El sonido de los tambores era el que más llegaba a su corazón. El ritmo sincronizado de las baquetas y la formación disciplinada de sus compañeros lo inspiraban a querer participar en la banda de guerra desde que entró a la primaria, pero él no tenía tambor; la escuela les prestaba tambores y trompetas para que ensayaran, y ya no había ninguno disponible; además, los que estaban en la banda de guerra eran niños con más experiencia, y sería muy difícil que cedieran su lugar hasta el año siguiente.
Aquel niño en verdad tenía la voluntad de tocar un tambor. Cada vez que veía y escuchaba la banda de guerra en los honores a la bandera, la piel se le enchinaba, como la de las gallinas, y sentía vibrar un sentimiento humano por su país.
Aprendió a tocar con unas baquetas improvisadas y unas latas grandes. El sonido no se igualaba al de los tambores, pero él tenía tal disciplina y el gusto por hacerlo, que al escucharlo se apreciaba su sentido del ritmo.
Los papás, al ver el entusiasmo de su hijo cuando tocaba el tambor, decidieron apoyarlo para que participara en la
banda de guerra. Si no hicieran falta tambores para la banda, no habría ningún problema; sin embargo, con la cantidad limitada, no sería justo quitarle el instrumento a otro integrante.
El niño llegó a un acuerdo con sus papás y el coordinador de la banda de guerra, él usaría sus ahorros y sus domingos para comprar un tambor y, cuando lo hiciera, podría participar.
A tan corta edad, ese niño aspiraba a uno de sus más grandes sueños que por más pequeño que pudiera parecer a los ojos de los demás, para él significaba mucho, poder comprar el tambor que necesitaba. No le fue difícil ahorrar la cantidad necesaria para adquirirlo; aunque en ocasiones privarse de otras compras parecía difícil, tuvo la firme decisión de seguir haciéndolo.
Un día, con el apoyo de sus papás y su perseverancia, compró el tambor que tanto le había costado. La emoción que lo embargó llenaba su rostro de felicidad y regocijo.

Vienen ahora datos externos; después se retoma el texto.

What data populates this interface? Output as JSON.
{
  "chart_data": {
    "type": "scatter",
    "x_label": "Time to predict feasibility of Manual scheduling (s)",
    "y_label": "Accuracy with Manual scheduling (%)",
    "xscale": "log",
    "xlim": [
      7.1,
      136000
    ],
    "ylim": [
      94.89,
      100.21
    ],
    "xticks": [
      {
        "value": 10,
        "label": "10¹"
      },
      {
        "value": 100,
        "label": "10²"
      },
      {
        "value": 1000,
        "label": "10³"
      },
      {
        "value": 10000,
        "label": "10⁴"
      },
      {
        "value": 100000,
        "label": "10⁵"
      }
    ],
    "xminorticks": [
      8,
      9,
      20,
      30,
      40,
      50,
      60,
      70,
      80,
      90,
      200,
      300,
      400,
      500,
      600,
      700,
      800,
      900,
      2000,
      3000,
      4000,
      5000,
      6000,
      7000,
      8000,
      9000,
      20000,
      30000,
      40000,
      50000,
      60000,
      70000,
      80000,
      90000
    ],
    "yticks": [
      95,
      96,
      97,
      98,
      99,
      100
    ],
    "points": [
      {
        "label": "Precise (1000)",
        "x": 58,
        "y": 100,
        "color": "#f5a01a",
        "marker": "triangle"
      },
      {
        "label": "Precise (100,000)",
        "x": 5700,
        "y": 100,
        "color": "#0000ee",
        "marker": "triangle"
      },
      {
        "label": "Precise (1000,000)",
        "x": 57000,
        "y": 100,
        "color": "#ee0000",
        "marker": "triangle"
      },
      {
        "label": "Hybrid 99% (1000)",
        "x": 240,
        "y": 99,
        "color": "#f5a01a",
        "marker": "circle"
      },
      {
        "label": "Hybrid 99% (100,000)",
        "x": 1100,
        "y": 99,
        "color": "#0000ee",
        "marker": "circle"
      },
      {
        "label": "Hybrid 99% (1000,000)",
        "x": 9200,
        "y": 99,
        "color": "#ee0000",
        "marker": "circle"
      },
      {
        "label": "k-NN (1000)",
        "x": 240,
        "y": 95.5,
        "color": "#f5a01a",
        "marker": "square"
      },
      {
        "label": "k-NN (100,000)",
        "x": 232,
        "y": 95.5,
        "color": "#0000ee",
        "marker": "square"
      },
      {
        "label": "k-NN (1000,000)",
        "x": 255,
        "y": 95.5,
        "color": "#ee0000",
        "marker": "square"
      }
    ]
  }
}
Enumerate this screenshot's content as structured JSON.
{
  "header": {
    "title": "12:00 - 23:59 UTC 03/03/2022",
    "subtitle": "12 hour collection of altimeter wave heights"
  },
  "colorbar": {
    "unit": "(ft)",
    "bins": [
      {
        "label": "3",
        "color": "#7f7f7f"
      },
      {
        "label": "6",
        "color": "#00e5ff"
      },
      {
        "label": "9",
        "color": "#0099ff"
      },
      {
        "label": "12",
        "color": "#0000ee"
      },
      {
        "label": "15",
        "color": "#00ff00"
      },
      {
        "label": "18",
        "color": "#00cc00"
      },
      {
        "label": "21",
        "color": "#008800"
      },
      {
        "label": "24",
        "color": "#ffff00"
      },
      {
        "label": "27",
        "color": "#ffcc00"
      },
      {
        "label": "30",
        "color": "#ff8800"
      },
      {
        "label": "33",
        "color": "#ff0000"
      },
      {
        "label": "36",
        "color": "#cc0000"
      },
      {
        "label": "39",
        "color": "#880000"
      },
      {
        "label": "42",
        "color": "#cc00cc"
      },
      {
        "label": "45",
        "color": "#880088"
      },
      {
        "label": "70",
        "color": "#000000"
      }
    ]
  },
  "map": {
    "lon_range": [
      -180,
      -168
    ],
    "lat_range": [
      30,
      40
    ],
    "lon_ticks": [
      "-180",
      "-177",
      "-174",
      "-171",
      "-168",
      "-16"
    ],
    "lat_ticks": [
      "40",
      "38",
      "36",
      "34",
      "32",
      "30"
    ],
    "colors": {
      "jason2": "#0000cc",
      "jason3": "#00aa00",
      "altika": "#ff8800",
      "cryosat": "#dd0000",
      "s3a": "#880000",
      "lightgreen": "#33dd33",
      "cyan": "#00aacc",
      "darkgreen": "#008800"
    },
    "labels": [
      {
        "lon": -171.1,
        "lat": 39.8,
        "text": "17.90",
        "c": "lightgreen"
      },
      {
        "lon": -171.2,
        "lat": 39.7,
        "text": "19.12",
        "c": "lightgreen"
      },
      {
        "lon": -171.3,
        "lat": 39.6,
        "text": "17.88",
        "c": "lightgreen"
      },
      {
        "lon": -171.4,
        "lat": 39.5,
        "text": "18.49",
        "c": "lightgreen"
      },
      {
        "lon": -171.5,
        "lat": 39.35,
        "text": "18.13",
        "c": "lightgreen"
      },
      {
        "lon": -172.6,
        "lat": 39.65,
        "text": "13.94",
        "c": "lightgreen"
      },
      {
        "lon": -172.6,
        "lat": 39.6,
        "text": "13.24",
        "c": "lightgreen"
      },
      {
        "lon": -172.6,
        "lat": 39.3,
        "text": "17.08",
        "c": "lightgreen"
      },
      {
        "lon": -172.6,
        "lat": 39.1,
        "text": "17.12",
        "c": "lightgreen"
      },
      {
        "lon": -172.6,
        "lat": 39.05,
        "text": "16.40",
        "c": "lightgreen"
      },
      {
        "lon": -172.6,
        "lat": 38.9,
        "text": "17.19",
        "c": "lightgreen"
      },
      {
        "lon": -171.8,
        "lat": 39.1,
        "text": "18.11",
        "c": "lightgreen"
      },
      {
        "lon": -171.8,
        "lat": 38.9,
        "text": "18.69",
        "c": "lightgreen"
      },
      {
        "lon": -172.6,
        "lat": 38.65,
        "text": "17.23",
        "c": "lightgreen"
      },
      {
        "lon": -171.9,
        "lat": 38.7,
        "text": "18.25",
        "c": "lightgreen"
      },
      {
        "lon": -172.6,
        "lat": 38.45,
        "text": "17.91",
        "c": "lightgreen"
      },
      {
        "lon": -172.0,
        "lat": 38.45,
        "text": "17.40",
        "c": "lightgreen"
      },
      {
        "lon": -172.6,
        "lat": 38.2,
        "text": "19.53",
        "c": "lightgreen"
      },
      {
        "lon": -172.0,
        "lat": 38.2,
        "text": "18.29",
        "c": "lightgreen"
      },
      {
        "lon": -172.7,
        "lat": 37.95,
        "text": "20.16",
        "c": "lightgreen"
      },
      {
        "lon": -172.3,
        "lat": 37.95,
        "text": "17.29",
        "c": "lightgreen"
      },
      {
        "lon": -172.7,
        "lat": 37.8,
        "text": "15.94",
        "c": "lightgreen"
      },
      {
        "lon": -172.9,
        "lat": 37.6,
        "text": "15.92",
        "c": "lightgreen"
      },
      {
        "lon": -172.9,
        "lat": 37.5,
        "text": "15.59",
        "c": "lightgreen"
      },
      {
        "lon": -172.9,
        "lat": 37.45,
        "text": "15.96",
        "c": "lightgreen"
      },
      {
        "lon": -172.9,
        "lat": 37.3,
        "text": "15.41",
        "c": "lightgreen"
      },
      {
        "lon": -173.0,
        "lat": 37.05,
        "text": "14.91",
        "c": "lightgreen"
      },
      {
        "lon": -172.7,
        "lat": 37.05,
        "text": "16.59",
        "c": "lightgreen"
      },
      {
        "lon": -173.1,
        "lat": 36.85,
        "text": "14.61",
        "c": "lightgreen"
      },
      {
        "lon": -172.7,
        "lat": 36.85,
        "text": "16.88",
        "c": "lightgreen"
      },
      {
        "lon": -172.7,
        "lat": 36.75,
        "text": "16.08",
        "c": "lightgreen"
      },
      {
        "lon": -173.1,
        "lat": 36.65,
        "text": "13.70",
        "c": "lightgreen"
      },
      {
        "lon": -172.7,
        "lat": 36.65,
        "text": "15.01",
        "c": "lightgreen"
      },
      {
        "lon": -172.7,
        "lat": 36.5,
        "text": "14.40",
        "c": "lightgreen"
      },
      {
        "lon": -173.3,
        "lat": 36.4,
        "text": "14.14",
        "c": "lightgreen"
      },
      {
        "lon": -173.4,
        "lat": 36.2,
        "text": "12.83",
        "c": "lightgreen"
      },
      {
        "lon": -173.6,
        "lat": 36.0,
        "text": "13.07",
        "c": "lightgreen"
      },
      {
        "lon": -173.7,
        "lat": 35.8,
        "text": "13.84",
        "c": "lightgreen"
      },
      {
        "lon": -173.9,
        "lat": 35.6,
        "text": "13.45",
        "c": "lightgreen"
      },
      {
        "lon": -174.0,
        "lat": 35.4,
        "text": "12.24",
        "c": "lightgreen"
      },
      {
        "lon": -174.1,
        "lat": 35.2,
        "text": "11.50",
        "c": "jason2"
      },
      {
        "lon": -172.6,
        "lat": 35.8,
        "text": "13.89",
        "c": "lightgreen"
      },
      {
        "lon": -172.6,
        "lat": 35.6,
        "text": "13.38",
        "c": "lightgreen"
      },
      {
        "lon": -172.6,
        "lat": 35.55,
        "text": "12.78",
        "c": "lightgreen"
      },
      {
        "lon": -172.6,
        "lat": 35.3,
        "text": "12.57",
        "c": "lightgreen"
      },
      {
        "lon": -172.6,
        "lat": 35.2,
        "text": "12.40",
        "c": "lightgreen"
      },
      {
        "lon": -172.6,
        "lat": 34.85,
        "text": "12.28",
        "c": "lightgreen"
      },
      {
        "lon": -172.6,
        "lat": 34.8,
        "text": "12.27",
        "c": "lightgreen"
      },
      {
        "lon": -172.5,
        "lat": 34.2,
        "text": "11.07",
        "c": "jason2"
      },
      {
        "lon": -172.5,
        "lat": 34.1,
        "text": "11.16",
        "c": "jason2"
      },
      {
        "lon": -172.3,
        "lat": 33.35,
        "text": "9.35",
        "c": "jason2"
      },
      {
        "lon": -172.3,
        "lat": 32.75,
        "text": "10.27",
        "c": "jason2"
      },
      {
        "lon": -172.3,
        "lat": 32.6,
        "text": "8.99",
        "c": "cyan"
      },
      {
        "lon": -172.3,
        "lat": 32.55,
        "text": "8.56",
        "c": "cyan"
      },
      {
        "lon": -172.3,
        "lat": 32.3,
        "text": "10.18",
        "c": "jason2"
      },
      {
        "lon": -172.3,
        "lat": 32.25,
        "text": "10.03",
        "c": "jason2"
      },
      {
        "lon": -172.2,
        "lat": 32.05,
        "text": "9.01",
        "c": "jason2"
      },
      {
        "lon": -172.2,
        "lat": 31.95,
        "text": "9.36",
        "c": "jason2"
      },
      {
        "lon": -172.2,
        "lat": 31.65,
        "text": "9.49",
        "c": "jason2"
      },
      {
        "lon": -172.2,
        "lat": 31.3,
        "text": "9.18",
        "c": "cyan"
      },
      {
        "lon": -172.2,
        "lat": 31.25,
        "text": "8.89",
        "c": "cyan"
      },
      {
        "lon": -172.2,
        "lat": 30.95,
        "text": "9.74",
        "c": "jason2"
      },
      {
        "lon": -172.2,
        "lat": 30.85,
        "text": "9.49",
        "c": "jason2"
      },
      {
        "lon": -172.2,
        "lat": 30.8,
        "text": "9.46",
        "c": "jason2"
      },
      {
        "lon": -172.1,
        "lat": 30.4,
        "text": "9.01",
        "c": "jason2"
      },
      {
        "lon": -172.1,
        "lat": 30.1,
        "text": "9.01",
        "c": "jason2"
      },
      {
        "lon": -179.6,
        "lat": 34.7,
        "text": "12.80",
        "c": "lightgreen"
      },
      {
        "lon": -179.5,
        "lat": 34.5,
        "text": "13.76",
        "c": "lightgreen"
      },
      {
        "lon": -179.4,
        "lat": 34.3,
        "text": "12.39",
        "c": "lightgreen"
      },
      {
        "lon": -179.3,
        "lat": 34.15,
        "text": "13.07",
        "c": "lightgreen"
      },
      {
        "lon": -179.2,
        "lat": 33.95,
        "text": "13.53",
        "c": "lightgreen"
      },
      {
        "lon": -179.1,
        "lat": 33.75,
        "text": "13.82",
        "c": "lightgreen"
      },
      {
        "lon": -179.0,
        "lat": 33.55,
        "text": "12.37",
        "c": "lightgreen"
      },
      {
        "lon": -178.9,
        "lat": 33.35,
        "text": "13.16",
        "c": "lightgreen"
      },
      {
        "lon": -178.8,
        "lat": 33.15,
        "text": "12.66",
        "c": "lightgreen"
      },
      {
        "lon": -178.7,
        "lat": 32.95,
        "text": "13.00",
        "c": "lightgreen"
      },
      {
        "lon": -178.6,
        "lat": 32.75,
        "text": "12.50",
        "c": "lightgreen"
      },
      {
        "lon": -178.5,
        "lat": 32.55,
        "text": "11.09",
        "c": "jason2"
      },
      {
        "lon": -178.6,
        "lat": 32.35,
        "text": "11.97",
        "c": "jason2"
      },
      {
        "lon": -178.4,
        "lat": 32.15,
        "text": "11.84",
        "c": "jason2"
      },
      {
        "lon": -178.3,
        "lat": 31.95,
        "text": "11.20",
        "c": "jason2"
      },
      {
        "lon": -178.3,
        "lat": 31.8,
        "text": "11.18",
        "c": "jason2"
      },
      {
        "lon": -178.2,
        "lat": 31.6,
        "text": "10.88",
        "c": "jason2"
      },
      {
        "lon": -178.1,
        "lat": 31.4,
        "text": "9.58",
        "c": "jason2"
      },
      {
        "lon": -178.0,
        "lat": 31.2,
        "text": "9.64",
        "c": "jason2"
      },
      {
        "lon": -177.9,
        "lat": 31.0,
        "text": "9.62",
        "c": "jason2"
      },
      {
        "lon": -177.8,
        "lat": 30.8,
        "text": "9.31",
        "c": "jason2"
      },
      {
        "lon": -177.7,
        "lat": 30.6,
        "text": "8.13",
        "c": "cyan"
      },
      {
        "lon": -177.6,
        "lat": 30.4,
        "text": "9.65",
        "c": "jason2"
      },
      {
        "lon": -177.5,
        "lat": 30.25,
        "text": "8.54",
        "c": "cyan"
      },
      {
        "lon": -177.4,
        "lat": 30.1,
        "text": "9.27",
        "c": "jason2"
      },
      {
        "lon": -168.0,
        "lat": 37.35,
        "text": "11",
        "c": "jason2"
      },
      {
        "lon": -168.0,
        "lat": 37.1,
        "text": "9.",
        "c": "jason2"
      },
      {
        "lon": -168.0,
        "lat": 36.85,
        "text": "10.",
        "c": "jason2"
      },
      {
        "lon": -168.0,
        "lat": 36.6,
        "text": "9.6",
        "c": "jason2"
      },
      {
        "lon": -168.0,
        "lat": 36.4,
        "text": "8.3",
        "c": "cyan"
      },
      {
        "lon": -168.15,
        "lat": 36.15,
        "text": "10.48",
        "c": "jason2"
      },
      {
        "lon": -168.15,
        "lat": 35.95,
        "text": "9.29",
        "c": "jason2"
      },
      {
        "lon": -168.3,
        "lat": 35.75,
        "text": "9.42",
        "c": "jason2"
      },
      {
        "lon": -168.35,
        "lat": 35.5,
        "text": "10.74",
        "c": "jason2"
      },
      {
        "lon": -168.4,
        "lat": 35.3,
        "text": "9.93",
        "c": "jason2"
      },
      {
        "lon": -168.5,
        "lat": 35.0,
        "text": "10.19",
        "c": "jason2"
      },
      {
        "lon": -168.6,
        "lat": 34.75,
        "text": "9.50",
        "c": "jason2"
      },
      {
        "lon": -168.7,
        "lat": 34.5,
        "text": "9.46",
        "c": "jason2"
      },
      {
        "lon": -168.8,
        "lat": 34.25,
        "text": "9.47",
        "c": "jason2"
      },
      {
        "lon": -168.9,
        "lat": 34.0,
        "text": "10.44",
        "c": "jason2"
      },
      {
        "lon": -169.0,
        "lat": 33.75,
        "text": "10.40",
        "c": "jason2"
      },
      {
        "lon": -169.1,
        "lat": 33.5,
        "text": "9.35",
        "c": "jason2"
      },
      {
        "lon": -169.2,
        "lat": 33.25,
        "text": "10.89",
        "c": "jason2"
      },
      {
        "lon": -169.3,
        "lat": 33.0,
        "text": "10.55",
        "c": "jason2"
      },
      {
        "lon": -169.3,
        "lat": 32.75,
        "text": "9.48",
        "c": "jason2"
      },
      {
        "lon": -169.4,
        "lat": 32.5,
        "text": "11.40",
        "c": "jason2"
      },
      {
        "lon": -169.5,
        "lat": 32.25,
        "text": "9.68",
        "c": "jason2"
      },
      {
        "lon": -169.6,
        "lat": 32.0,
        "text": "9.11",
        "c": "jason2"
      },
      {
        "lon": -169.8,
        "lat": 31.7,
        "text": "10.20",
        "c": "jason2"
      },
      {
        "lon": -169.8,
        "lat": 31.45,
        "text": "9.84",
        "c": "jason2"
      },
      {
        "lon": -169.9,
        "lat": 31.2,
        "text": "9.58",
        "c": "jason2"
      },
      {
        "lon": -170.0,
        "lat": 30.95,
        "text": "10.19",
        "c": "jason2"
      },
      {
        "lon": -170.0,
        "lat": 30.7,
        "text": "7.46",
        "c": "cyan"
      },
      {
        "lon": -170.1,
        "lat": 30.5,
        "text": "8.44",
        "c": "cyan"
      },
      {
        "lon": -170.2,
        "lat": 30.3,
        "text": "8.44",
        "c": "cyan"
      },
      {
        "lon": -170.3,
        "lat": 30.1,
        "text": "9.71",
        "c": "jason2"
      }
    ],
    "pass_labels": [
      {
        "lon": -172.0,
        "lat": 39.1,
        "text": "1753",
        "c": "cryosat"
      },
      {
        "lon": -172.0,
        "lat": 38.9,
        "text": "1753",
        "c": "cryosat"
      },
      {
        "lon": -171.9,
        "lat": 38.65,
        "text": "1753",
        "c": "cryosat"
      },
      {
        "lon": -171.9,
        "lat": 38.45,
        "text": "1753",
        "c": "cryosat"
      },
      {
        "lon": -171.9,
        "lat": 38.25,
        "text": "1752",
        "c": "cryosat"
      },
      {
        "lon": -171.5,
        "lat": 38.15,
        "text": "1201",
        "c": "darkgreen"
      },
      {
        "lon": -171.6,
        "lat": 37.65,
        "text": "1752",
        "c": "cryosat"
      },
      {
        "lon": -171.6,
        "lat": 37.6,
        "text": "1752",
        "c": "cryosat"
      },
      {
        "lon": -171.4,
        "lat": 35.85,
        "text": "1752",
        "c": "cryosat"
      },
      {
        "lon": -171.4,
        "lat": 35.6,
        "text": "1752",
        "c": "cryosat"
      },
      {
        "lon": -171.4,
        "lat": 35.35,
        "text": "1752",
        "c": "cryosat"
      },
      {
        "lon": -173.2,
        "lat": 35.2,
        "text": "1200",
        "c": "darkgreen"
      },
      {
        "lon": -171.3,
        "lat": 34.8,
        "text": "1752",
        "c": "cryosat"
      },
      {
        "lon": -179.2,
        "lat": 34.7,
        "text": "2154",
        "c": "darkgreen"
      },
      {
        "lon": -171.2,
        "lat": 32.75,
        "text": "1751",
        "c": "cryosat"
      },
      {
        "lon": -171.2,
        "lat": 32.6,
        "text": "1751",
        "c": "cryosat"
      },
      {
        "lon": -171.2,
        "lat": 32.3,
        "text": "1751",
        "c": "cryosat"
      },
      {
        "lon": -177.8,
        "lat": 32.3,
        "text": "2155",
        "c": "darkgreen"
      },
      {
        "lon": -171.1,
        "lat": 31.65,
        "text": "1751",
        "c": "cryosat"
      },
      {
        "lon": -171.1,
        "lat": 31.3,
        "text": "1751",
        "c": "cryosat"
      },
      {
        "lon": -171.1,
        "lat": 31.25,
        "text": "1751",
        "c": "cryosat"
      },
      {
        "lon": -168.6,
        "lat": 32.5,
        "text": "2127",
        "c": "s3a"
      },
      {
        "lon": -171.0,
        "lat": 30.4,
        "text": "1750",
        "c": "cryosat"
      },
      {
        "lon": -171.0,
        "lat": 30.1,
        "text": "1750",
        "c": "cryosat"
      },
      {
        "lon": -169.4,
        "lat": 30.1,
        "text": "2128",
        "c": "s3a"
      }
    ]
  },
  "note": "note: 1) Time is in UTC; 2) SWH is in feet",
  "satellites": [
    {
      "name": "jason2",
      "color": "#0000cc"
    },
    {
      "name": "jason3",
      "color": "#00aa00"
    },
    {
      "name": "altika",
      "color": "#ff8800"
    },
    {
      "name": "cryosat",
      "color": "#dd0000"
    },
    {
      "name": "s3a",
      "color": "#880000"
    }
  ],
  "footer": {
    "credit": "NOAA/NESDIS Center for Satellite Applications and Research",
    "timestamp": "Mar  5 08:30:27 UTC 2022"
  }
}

La primera vez que participó en la banda de guerra, sentía que había cumplido el mayor sueño de su infancia; una
lágrima rodó por su mejilla. Sus papás fueron a verlo en los honores a la bandera de su primaria; se sintieron muy
orgullosos de él, había aprendido a tocar sin un tambor y, ahora que lo tenía, cumplía su sueño.
Con el paso del tiempo, el tambor se hacía cada vez más viejo, pero el sonido que transmitía al compás de las trompetas era el mismo que el de la primera vez.
Antes de que él saliera de la primaria, se alistaban los nuevos niños que entrarían a participar en la banda
de guerra y la misma situación se repetía: hacían falta tambores.
Al principio, el niño reconoció que ése era su tambor y, no tenía por qué donarlo a la banda de guerra; después
pensó en los momentos en los que se había sentido triste porque no podía participar y llegó a la conclusión de que
el objeto en sí no era lo más importante, sino la acción de participar y hacer lo que quería por medio de su tambor.
Él lo había disfrutado y deseó que los demás también pudieran hacerlo; miró a una niña triste, se acercó y le dijo
que ése era su tambor, que le diera el mejor uso y que lo cuidara. El niño esperaba que en un futuro ella hiciera la
misma acción que él y le donara su tambor a alguien que lo necesitara.
En el fondo, sabía que si las circunstancias no se hubieran dado, su sueño no habría sido tan especial. Si desde el principio hubiera habido tambores disponibles, no hubiera tenido la necesidad de comprarlo; pero él lo había conseguido con su esfuerzo y eso hacía que aquel objeto tuviera un valor muy especial, pues le había pertenecido y le había permitido cumplir su sueño.